MSc in Industrial Design:
I graduated from a department other than Industrial Design. I want to improve myself in the field of industrial design by using the knowledge I gained from the department I studied. Can I apply to your Master's program?
Our Industrial Design Master's program is a research-oriented program open to graduates of Industrial Design departments as well as candidates from different disciplines and backgrounds such as engineering, business administration, sociology, architecture, interior architecture, and graphic design. Candidates who graduated from other departments are required to complete the "scientific preparation" program, which consists of undergraduate courses and includes basic knowledge and skills in the field. By conducting a research in the field of industrial design using the knowledge you have acquired in the undergraduate program, you can make a scientific contribution to the field, improve your research skills and deepen your knowledge.

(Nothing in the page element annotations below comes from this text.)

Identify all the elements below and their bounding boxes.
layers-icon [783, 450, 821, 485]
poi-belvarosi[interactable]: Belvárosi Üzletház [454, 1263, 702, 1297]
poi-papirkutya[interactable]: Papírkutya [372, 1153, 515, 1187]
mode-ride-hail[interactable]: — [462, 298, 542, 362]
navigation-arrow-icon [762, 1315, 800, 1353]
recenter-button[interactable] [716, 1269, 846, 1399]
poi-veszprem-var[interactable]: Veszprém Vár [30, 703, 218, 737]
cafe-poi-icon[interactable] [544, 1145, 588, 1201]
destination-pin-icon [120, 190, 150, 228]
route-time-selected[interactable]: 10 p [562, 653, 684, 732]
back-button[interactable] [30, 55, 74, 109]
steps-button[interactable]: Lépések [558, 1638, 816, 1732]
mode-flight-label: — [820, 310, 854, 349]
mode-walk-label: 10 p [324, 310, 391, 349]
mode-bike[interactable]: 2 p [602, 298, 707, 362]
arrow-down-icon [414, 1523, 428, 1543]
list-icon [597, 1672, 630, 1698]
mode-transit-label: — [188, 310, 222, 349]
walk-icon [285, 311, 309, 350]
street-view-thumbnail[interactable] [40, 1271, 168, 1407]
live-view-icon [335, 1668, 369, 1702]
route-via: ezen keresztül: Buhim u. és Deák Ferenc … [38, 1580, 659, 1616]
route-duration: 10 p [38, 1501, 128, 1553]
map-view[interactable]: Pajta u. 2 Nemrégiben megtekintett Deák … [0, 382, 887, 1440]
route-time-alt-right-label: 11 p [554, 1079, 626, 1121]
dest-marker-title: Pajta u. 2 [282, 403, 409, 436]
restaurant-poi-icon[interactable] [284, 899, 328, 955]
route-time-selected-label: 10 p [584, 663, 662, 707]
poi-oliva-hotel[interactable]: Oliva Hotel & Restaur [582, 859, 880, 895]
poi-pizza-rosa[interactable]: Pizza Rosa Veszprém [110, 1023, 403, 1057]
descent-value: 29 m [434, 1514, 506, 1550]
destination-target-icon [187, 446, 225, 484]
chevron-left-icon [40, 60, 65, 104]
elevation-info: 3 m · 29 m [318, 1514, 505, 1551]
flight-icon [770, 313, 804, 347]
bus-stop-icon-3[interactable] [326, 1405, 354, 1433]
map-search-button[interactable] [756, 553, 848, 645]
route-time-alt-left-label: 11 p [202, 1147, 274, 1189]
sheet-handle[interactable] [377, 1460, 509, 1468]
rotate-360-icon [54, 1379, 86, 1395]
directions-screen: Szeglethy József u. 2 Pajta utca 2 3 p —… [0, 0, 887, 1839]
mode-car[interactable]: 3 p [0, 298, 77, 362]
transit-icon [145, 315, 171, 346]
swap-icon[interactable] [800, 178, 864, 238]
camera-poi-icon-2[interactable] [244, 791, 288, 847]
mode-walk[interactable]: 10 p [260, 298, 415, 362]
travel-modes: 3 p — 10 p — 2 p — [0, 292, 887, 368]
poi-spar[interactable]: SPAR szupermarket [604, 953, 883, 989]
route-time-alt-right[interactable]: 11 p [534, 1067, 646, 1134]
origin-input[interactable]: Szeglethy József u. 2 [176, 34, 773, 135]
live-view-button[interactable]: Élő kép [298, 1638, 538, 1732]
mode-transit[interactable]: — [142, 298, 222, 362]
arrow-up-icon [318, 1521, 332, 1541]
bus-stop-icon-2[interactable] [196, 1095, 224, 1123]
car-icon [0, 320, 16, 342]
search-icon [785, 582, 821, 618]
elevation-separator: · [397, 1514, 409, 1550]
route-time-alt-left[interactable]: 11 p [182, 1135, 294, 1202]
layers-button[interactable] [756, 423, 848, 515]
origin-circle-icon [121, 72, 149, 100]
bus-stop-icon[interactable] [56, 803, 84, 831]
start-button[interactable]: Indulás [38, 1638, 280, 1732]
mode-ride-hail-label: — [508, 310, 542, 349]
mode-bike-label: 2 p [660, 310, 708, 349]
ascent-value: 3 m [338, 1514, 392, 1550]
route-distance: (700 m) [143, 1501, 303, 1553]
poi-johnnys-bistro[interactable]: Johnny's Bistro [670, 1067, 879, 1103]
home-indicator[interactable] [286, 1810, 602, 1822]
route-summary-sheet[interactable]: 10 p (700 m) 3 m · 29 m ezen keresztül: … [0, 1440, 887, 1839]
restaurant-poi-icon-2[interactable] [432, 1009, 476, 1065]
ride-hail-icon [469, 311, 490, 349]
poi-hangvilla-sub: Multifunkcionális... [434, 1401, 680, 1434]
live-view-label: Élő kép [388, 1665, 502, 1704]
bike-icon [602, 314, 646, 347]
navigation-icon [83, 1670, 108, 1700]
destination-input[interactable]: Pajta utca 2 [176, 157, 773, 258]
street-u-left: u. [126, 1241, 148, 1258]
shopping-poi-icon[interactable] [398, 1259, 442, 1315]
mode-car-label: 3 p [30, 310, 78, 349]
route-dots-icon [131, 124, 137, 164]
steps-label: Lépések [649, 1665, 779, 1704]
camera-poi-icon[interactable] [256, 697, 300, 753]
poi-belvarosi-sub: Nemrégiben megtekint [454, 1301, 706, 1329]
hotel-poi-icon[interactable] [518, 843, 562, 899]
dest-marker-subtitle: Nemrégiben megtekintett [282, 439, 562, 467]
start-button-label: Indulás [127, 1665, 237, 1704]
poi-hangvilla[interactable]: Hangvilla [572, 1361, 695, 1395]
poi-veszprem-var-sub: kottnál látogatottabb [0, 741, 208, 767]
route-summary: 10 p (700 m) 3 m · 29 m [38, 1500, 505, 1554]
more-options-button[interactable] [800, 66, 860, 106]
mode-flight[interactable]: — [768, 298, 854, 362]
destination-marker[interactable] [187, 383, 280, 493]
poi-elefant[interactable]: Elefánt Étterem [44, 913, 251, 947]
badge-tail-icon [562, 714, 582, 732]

It was my dream to study Industrial Design but I could not do it in my undergraduate education. Is it possible to realize this dream by studying in the master's program?
It is only possible to gain the knowledge and skills of a profession and to receive the title of that profession only through undergraduate education related to that profession. In other words, only undergraduate education and the title in the undergraduate diploma can provide a profession or a professional title. A master's degree constitutes the first step in specializing in a particular subject; however, it does not provide a profession or professional title to individuals according to this education. Therefore, the industrial design master's program does not aim to provide basic professional knowledge and skills in industrial design, on the other hand, it enables candidates from different disciplines to conduct an original research in the field of industrial design by using their own knowledge.
I graduated from a department other than Industrial Design. How does the Scientific Preparation program work? What are the courses I need to take?
In our department, students who are accepted to the Master's program from a different discipline are applied to the Scientific Preparation program for one semester. In the Scientific Preparation program, the student takes 2 undergraduate courses, 1 theoretical and 1 applied. These courses are ID 301/ID 302 and ID 121/ID 223. However, since both ID 223 and ID 121 courses are offered in the fall semester, students accepted to the program in the spring semester can take ID 321.
NOTE: Pursuant to the Regulation; in order for scientific preparation students to be considered successful in the graduate scientific preparation program and to start the graduate program, they must get at least a CC grade from the undergraduate courses of the scientific preparation program, at least CB grade from the graduate courses and complete the program with a GPA of 2.50.